Kepala Bidang Direktorat Jenderal Pajak (DJP) Aceh, Anang Anggarjito. [Foto: Naufal Habibi/dialeksis.com]


DIALEKSIS.COM | Banda Aceh - Kepala Bidang Direktorat Jenderal Pajak (DJP) Aceh, Anang Anggarjito, mengungkapkan dari sekitar 700 perusahaan tambang yang terdaftar di Aceh mulai dari sektor batubara, emas, pasir, hingga bijih besi hanya 45 perusahaan yang aktif membayar pajak.

“Tercatat ada 700 wajib pajak di berbagai bidang pertambangan. Tapi dari data kami, yang melakukan pembayaran pajak hanya sekitar 45 wajib pajak,” ujar Anang dalam diskusi publik bertajuk Masa Depan Pertambangan Aceh, Harapan atau Ancaman? yang digelar di Banda Aceh, Selasa (28/10/2025).

DJP Aceh juga menemukan adanya potensi kebocoran penerimaan pajak, karena banyak perusahaan yang beroperasi di Aceh tetapi terdaftar sebagai wajib pajak di luar provinsi, seperti di Jakarta.

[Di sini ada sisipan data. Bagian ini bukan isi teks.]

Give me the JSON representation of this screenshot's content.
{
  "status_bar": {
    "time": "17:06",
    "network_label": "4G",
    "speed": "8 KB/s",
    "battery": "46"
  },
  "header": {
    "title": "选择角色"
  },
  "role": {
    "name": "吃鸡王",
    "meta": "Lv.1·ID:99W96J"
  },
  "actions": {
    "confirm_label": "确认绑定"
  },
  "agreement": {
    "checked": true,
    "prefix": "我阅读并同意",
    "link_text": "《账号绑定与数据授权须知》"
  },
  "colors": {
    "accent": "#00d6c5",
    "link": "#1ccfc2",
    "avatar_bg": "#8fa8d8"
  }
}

“Kurang lebih 30 persen wajib pajak pertambangan tambangnya ada di Aceh, tapi mereka terdaftar di luar. Ini artinya potensi penerimaan dari Pajak Penghasilan dan Pajak Bumi dan Bangunan bisa hilang dari Dana Bagi Hasil (DBH) untuk Aceh,” terang Anang.

Oleh karena itu, pihaknya mendorong agar seluruh perusahaan tambang yang beroperasi di Aceh memindahkan pendaftaran wajib pajaknya ke wilayah Aceh agar potensi penerimaan daerah meningkat.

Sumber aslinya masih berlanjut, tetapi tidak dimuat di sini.